Beobachter sollen die innenpolitische Lage beurteilen
EU-Partner schlagen Österreich Überprüfung der Sanktionen vor

Beobachter sollen die innenpolitische Lage in der Alpenrepublik beurteilen. ÖVP und FPÖ sind uneins über die Zusammenarbeit mit der EU.

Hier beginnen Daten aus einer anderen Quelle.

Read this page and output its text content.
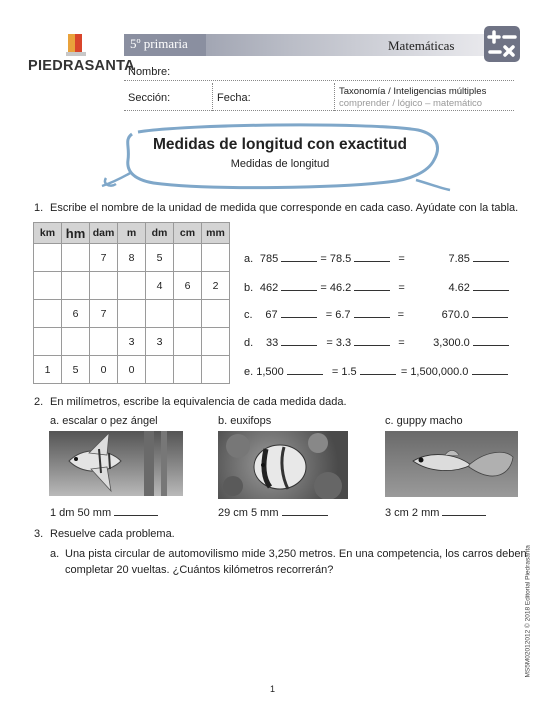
PIEDRASANTA
5º primaria	Matemáticas
Nombre:
Sección:	Fecha:
Taxonomía / Inteligencias múltiples
comprender / lógico – matemático
Medidas de longitud con exactitud
Medidas de longitud
1. Escribe el nombre de la unidad de medida que corresponde en cada caso. Ayúdate con la tabla.
km	hm	dam	m	dm	cm	mm
		7	8	5		
				4	6	2
	6	7				
			3	3		
1	5	0	0			
a. 785	= 78.5	=	7.85
b. 462	= 46.2	=	4.62
c. 67	= 6.7	=	670.0
d. 33	= 3.3	=	3,300.0
e. 1,500	= 1.5	= 1,500,000.0
2. En milímetros, escribe la equivalencia de cada medida dada.
a. escalar o pez ángel	b. euxifops	c. guppy macho
1 dm 50 mm	29 cm 5 mm	3 cm 2 mm
3. Resuelve cada problema.
a. Una pista circular de automovilismo mide 3,250 metros. En una competencia, los carros deben
completar 20 vueltas. ¿Cuántos kilómetros recorrerán?	MS5M02012012 © 2018 Editorial Piedrasanta
1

dpa LISSABON/WIEN. Die 14 EU-Partner Österreichs wollen die innenpolitische Lage des Alpenlandes durch drei Beobachter überprüfen lassen. Die politische Isolierung Österreichs soll aber zunächst aufrecht erhalten werden. Das gab der EU-Ratspräsident und portugiesische Regierungschef Antonio Guterres am Donnerstag in Lissabon offiziell bekannt.

Die vom Europäischen Gerichtshof für Menschenrechte in Straßburg bestimmten drei Persönlichkeiten sollen die Einhaltung "der europäischen Werte, vor allem die Rechte von Minderheiten, Flüchtlingen und Einwanderern" durch die Regierung analysieren. Daneben solle "die Entwicklung und die politische Natur der FPÖ" untersucht werden.

Der österreichische Bundeskanzler und Vorsitzende der Österreichischen Volkspartei (ÖVP), Wolfgang Schüssel, will mit den drei "Weisen" zusammenarbeiten, versicherte er in Wien. Auch wenn es nur ein unklares Mandat und keinen Zeitplan gebe, sei die Erklärung der 14 EU-Partner doch "ein Fortschritt, den wir anerkennen".

Dagegen lehnte der frühere FPÖ-Vorsitzende und Kärntener Ministerpräsident Jörg Haider jede Beobachtung Österreichs strikt ab. "Österreich ist schließlich nicht Ruanda", begründete er am Donnerstag seine Position. Die härtesten Widersacher Österreichs sollten in Sachen Rassismus und Verletzung der Menschenrechte lieber "vor der eigenen Türe kehren", sagte er in Klagenfurt.

Auch für die FPÖ-Vorsitzende und Vizekanzlerin Susanne Riess- Passer ist die Erklärung der 14 EU-Partner Österreichs "nicht ausreichend". Die Regierung werde nur dann mit den drei Beobachtern zusammenarbeiten, wenn es einen konkreten Zeitplan für eine Ende der politischen Isolierung Österreichs gebe, sagte Riess-Passer. "Ein Papier ohne zeitlich konkretisierten Ablauf mit einem Szenario für den Ausstieg aus den Sanktionen kann ich nicht begrüßen". Sie setzte sich wie Haider für eine österreichische Volksbefragung zur Mitgliedschaft in der EU ein. Haider verlangte daneben die Einsetzung des Vetorechts bei EU-Entscheidungen und eine Klage vor dem Europäischen Gerichtshof.

Der Präsident des Gerichtshofes, der Schweizer Luzius Wildhaber, hat nach eigener Darstellung die "völlige Unabhängigkeit und Freiheit" bei der Wahl der Beobachter. Für ihre Ernennung und die Prüfung der Lage setzte Wildhaber keine Frist. Den ernannten Personen werde er lediglich empfehlen, ihren Bericht "so rasch wie möglich" vorzulegen. Die 14 EU-Länder wollen auf der Grundlage dieses Berichtes ihr weiteres Verhalten gegenüber Österreich entscheiden. Seit fünf Monaten boykottieren sie bilateral das Land wegen der Regierungskoalition aus konservativer ÖVP und rechtspopulistischer FPÖ.